The map most commonly used to demonstrate this magnitude of lateral offset is the basal Oil Creek sand distribution map. The zero edge of the basal Oil Creek sand provides the necessary piercing point to judge lateral offset along the WVF. However, the published basal Oil Creek map depicts the present-day distribution of the sand which is the result of cumulative movements since the deposition of the basal Oil Creek sand. Individual orogenic episodes must be sorted to determine what contribution possible strike-slip movements have made toward the present-day basal Oil Creek sand distribution.

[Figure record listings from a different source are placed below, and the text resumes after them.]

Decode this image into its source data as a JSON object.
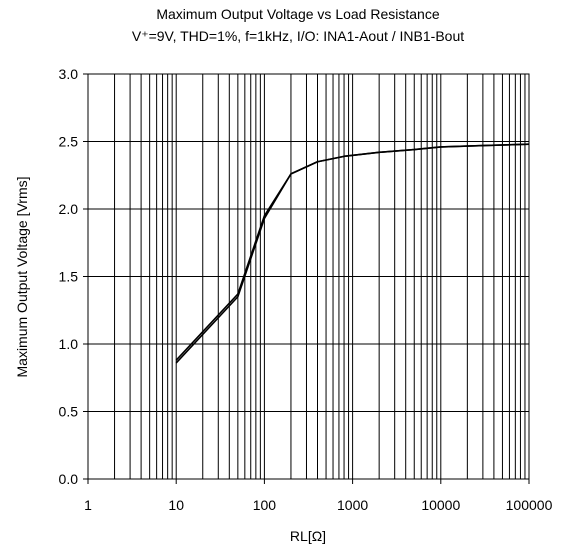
{
  "chart_data": {
    "type": "line",
    "title": "Maximum Output Voltage vs Load Resistance",
    "subtitle": "V⁺=9V, THD=1%, f=1kHz, I/O: INA1-Aout / INB1-Bout",
    "xlabel": "RL[Ω]",
    "ylabel": "Maximum Output Voltage [Vrms]",
    "x_scale": "log",
    "xlim": [
      1,
      100000
    ],
    "ylim": [
      0,
      3.0
    ],
    "grid": true,
    "x_ticks": [
      1,
      10,
      100,
      1000,
      10000,
      100000
    ],
    "x_tick_labels": [
      "1",
      "10",
      "100",
      "1000",
      "10000",
      "100000"
    ],
    "y_ticks": [
      0,
      0.5,
      1.0,
      1.5,
      2.0,
      2.5,
      3.0
    ],
    "y_tick_labels": [
      "0.0",
      "0.5",
      "1.0",
      "1.5",
      "2.0",
      "2.5",
      "3.0"
    ],
    "series": [
      {
        "name": "",
        "x": [
          10,
          50,
          100,
          200,
          400,
          800,
          2000,
          5000,
          10000,
          30000,
          100000
        ],
        "y": [
          0.88,
          1.37,
          1.95,
          2.26,
          2.35,
          2.39,
          2.42,
          2.44,
          2.46,
          2.47,
          2.48
        ]
      },
      {
        "name": "",
        "x": [
          10,
          50,
          100,
          200,
          400,
          800,
          2000,
          5000,
          10000,
          30000,
          100000
        ],
        "y": [
          0.86,
          1.35,
          1.93,
          2.26,
          2.35,
          2.39,
          2.42,
          2.44,
          2.46,
          2.47,
          2.48
        ]
      }
    ]
  }
}
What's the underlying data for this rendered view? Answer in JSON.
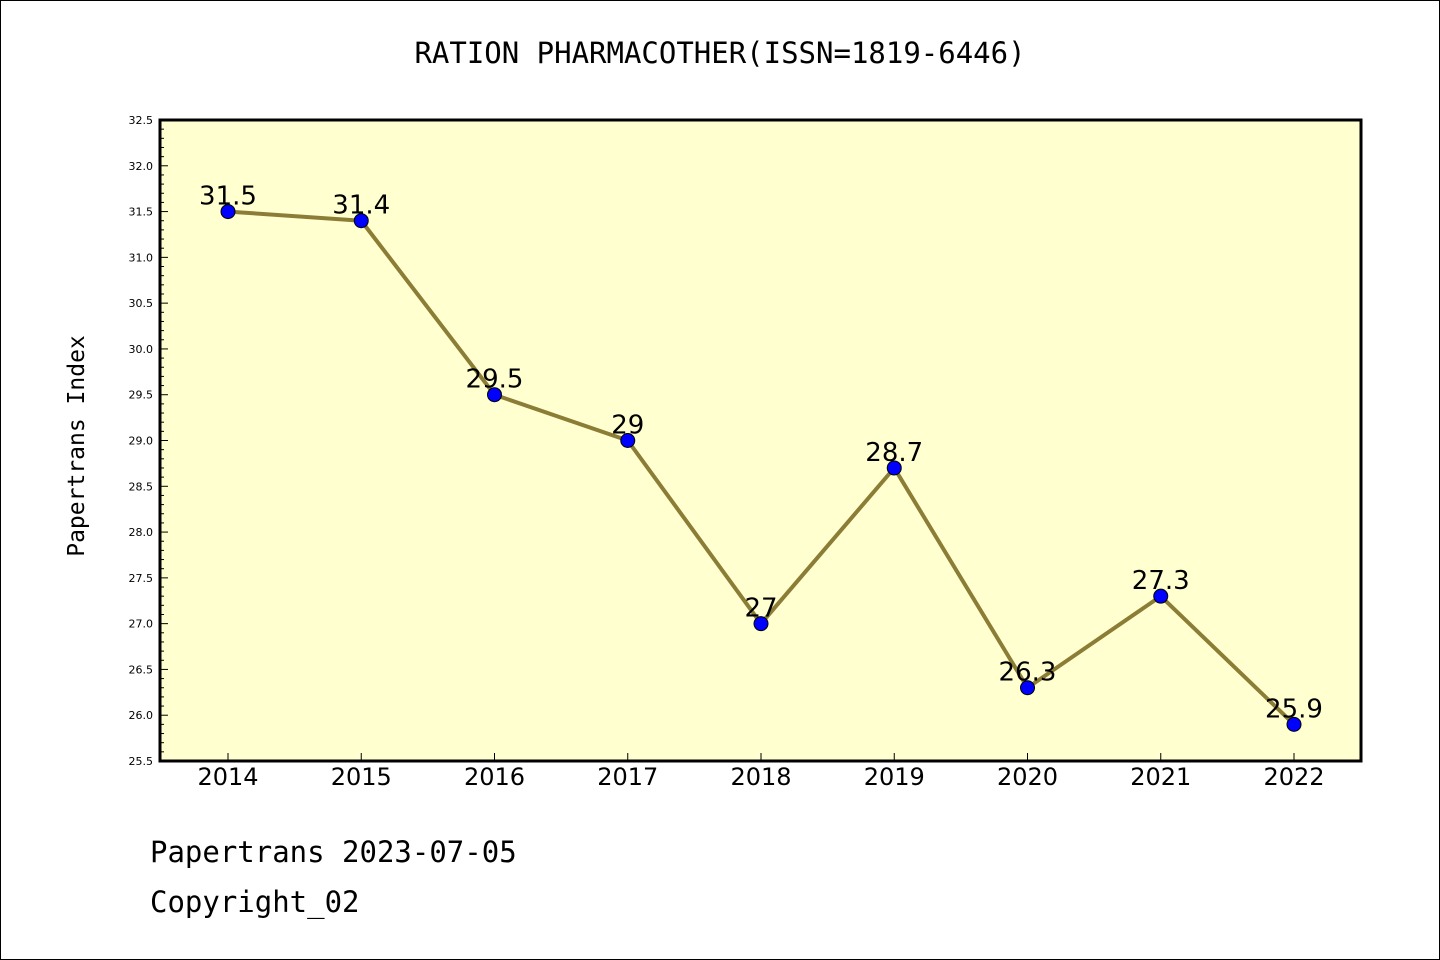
{
  "chart_data": {
    "type": "line",
    "title": "RATION PHARMACOTHER(ISSN=1819-6446)",
    "xlabel": "",
    "ylabel": "Papertrans Index",
    "categories": [
      "2014",
      "2015",
      "2016",
      "2017",
      "2018",
      "2019",
      "2020",
      "2021",
      "2022"
    ],
    "series": [
      {
        "values": [
          31.5,
          31.4,
          29.5,
          29,
          27,
          28.7,
          26.3,
          27.3,
          25.9
        ],
        "labels": [
          "31.5",
          "31.4",
          "29.5",
          "29",
          "27",
          "28.7",
          "26.3",
          "27.3",
          "25.9"
        ]
      }
    ],
    "ylim": [
      25.5,
      32.5
    ],
    "yticks": [
      "25.5",
      "26.0",
      "26.5",
      "27.0",
      "27.5",
      "28.0",
      "28.5",
      "29.0",
      "29.5",
      "30.0",
      "30.5",
      "31.0",
      "31.5",
      "32.0",
      "32.5"
    ],
    "grid": false,
    "legend": "none",
    "colors": {
      "plot_bg": "#ffffd0",
      "line": "#8b7d35",
      "marker": "#0000ff"
    }
  },
  "footer": {
    "line1": "Papertrans 2023-07-05",
    "line2": "Copyright_02"
  }
}
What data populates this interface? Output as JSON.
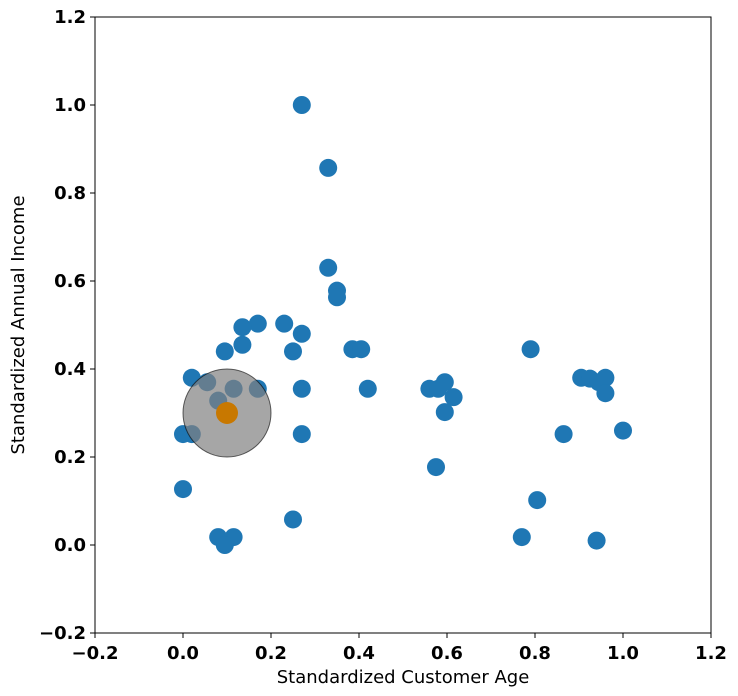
{
  "chart_data": {
    "type": "scatter",
    "title": "",
    "xlabel": "Standardized Customer Age",
    "ylabel": "Standardized Annual Income",
    "xlim": [
      -0.2,
      1.2
    ],
    "ylim": [
      -0.2,
      1.2
    ],
    "xticks": [
      "−0.2",
      "0.0",
      "0.2",
      "0.4",
      "0.6",
      "0.8",
      "1.0",
      "1.2"
    ],
    "yticks": [
      "−0.2",
      "0.0",
      "0.2",
      "0.4",
      "0.6",
      "0.8",
      "1.0",
      "1.2"
    ],
    "grid": false,
    "point_color": "#1f77b4",
    "series": [
      {
        "points": [
          [
            0.27,
            1.0
          ],
          [
            0.33,
            0.857
          ],
          [
            0.33,
            0.63
          ],
          [
            0.35,
            0.578
          ],
          [
            0.35,
            0.563
          ],
          [
            0.23,
            0.503
          ],
          [
            0.17,
            0.503
          ],
          [
            0.135,
            0.495
          ],
          [
            0.27,
            0.48
          ],
          [
            0.135,
            0.455
          ],
          [
            0.095,
            0.44
          ],
          [
            0.25,
            0.44
          ],
          [
            0.385,
            0.445
          ],
          [
            0.405,
            0.445
          ],
          [
            0.79,
            0.445
          ],
          [
            0.02,
            0.38
          ],
          [
            0.055,
            0.37
          ],
          [
            0.115,
            0.355
          ],
          [
            0.17,
            0.355
          ],
          [
            0.27,
            0.355
          ],
          [
            0.42,
            0.355
          ],
          [
            0.56,
            0.355
          ],
          [
            0.58,
            0.355
          ],
          [
            0.595,
            0.37
          ],
          [
            0.615,
            0.336
          ],
          [
            0.08,
            0.328
          ],
          [
            0.595,
            0.302
          ],
          [
            0.905,
            0.38
          ],
          [
            0.925,
            0.378
          ],
          [
            0.945,
            0.37
          ],
          [
            0.96,
            0.38
          ],
          [
            0.96,
            0.345
          ],
          [
            0.0,
            0.252
          ],
          [
            0.02,
            0.252
          ],
          [
            0.27,
            0.252
          ],
          [
            0.865,
            0.252
          ],
          [
            1.0,
            0.26
          ],
          [
            0.575,
            0.177
          ],
          [
            0.0,
            0.127
          ],
          [
            0.805,
            0.102
          ],
          [
            0.25,
            0.058
          ],
          [
            0.08,
            0.018
          ],
          [
            0.115,
            0.018
          ],
          [
            0.095,
            0.0
          ],
          [
            0.77,
            0.018
          ],
          [
            0.94,
            0.01
          ]
        ]
      }
    ],
    "overlays": [
      {
        "kind": "circle",
        "cx": 0.1,
        "cy": 0.3,
        "r": 0.1,
        "color": "#808080",
        "opacity": 0.7
      },
      {
        "kind": "point",
        "x": 0.1,
        "y": 0.3,
        "color": "#c87800"
      }
    ]
  }
}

To unravel these various orogenic episodes a palinspastic restoration must be made. In such a sequential restoration, the last movement should be restored first or the known movements restored first to determine the unknown movements. In this presentation, the observable folds along the WVF have been "unfolded" and the known reverse faults have been restored to a pre-fault position. When this has been accomplished the partly restored basal Oil Creek sand map may be used to determine the amount of lateral offset on the WVF.
The resulting restoration indicates that the commonly quoted figure of 40 mi (64 km) of lateral offset is too large. Surface and subsurface data demonstrate that the crustal shortening represented by folds and reverse faults alone can account for the present-day basal Oil Creek sand distribution and thus very little strike-slip movement is needed along the Washita Valley fault system.